Please note that the war diaries and other source material quoted below sometimes use terms and language that are unacceptable in use today.
In June 1916 the government of South Africa sanctioned the raising of a battalion of 1000 black native troops for employment at the ports in France. It appears to have been at British request, but the precise origin of what became the South African Native Labour Corps is, like much of its history, not well recorded. The purpose is however clearer: it was to help tackle the increasing demand for manual labour at the ports and on the lines of communication in France, enabling the release of British troops for combatant duties. The corps would not be armed.
Despite opposition from white opinion on both political and economic grounds, recruitment began in South Africa in September 1916, in which men were offered a one-year contract of employment (with an option for renewal) at a rate of pay (at approximately £3 per month) about 10% higher than the man could expect to earn at home.

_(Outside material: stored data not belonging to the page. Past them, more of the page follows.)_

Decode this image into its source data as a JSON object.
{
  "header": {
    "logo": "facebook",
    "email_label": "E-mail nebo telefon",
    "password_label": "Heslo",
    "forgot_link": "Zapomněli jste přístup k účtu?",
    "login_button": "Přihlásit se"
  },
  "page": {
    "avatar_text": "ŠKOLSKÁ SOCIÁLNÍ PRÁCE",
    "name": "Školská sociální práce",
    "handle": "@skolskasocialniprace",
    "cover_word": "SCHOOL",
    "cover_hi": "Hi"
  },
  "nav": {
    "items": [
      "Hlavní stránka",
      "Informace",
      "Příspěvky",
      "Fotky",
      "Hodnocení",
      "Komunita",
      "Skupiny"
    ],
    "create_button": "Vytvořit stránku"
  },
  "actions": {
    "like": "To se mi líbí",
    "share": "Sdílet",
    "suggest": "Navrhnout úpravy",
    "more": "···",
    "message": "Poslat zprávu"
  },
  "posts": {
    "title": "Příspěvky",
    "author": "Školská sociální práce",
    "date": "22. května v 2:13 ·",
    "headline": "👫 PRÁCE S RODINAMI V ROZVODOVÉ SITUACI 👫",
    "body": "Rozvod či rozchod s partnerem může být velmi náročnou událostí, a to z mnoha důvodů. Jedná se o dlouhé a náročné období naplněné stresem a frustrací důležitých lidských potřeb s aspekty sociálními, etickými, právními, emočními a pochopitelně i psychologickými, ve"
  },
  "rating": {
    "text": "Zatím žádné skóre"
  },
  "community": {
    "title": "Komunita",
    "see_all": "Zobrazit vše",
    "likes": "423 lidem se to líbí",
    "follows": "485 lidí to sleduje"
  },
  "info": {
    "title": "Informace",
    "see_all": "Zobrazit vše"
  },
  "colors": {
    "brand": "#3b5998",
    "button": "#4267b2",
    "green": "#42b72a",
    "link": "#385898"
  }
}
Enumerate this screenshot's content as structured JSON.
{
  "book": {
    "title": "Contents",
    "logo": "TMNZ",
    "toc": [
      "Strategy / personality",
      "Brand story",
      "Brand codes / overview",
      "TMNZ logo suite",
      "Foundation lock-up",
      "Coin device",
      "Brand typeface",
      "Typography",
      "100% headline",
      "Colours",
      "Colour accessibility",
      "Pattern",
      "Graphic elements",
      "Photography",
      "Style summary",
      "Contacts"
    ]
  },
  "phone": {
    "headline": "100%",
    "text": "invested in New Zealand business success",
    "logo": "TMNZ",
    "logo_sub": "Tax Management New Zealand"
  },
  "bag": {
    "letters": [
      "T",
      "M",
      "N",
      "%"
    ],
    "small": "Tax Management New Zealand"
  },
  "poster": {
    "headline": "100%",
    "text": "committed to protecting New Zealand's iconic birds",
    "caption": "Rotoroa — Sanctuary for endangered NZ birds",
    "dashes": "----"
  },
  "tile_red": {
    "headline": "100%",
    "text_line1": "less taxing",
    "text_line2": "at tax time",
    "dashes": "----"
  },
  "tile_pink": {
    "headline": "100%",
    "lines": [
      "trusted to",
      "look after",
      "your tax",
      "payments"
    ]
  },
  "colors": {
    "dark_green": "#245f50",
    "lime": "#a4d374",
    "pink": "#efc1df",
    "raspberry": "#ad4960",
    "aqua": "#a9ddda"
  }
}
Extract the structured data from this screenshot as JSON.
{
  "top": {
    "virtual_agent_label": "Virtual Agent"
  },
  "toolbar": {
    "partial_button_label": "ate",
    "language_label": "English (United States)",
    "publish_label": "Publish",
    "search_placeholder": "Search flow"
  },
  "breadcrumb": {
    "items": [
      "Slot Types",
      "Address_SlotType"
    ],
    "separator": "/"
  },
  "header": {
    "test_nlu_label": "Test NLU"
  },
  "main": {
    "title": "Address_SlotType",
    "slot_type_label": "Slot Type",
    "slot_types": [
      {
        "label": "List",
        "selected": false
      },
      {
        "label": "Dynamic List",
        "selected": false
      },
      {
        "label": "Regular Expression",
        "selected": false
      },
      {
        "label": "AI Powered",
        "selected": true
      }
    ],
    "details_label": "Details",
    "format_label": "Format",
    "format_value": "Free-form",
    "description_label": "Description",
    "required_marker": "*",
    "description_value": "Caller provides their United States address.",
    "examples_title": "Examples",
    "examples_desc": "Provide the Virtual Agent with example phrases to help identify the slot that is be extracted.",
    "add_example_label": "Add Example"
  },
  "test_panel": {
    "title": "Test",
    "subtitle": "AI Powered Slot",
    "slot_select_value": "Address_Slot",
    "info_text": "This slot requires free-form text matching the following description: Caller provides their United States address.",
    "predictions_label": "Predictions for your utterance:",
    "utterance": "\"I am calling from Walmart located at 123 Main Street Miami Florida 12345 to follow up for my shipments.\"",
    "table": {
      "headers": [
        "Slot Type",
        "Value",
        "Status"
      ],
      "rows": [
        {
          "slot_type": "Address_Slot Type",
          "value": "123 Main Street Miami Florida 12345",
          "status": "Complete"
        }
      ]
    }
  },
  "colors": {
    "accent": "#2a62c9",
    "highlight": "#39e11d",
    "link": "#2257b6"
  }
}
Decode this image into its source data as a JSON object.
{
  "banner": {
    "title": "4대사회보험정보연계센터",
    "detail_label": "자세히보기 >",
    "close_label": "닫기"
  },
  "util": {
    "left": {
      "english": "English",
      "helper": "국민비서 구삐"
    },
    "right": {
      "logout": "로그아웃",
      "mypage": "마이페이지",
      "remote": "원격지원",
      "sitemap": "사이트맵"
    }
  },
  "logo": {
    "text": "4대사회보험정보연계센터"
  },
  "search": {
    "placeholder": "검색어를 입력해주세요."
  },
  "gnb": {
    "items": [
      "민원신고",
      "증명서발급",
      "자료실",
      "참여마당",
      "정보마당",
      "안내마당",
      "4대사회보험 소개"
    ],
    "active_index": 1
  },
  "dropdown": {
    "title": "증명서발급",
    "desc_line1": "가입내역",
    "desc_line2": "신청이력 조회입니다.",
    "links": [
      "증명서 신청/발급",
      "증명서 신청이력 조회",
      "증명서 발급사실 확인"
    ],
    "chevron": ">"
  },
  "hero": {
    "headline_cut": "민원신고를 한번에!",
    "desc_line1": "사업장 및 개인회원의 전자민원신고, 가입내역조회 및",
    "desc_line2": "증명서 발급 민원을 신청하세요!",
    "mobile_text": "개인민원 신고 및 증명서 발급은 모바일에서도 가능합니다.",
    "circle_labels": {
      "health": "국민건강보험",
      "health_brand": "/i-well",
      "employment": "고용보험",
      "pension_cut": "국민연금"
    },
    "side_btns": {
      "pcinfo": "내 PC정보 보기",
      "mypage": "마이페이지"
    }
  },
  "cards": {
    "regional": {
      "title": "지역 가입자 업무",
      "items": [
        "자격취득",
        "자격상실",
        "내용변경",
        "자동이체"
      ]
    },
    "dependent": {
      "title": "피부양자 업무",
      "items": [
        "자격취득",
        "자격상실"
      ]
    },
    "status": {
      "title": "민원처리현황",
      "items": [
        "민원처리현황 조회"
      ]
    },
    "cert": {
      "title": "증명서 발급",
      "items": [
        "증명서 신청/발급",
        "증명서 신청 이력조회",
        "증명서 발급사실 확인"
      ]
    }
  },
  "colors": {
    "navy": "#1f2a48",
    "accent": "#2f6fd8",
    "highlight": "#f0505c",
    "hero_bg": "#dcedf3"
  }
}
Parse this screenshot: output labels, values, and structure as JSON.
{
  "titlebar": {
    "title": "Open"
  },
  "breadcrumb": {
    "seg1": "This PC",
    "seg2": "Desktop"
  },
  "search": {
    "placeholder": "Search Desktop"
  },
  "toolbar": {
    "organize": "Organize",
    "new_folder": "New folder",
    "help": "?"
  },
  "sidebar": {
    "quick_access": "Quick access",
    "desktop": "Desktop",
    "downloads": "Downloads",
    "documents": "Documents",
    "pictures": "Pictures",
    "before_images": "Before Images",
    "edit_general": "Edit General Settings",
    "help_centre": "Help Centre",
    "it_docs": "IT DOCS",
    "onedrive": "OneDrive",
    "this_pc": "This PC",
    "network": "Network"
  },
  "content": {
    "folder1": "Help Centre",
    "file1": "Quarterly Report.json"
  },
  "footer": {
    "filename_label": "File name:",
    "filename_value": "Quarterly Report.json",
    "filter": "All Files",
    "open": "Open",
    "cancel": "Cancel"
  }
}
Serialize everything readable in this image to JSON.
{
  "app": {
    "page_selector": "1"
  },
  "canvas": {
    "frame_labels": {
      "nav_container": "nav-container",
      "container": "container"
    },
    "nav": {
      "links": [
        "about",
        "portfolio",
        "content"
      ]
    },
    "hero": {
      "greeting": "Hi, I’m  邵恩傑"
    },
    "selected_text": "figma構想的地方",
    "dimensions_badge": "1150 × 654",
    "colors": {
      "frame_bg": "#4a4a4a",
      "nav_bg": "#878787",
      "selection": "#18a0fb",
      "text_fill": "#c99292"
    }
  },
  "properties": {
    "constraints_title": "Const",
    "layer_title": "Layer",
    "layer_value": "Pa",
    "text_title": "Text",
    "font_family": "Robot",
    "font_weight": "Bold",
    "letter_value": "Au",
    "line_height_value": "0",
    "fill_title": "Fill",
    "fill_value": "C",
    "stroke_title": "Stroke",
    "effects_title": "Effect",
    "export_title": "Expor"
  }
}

On 20 November 1916, a unit described as the 1st South African Native Labour Contingent, of 20 officers, 47 British other ranks and 1479 “natives” landed at Le Havre in France. Later that day, it left for work at Dieppe.
The British General Headquarters in France formed a Directorate of Labour five days later. In its initial assessment of labour units of various types that were already in that theatre of war, it noted that they included “3 coloured labour battalions”. It soon made proposals to form a Labour Corps of units of standard size and pooled as a single organisation: this was to include the South African units.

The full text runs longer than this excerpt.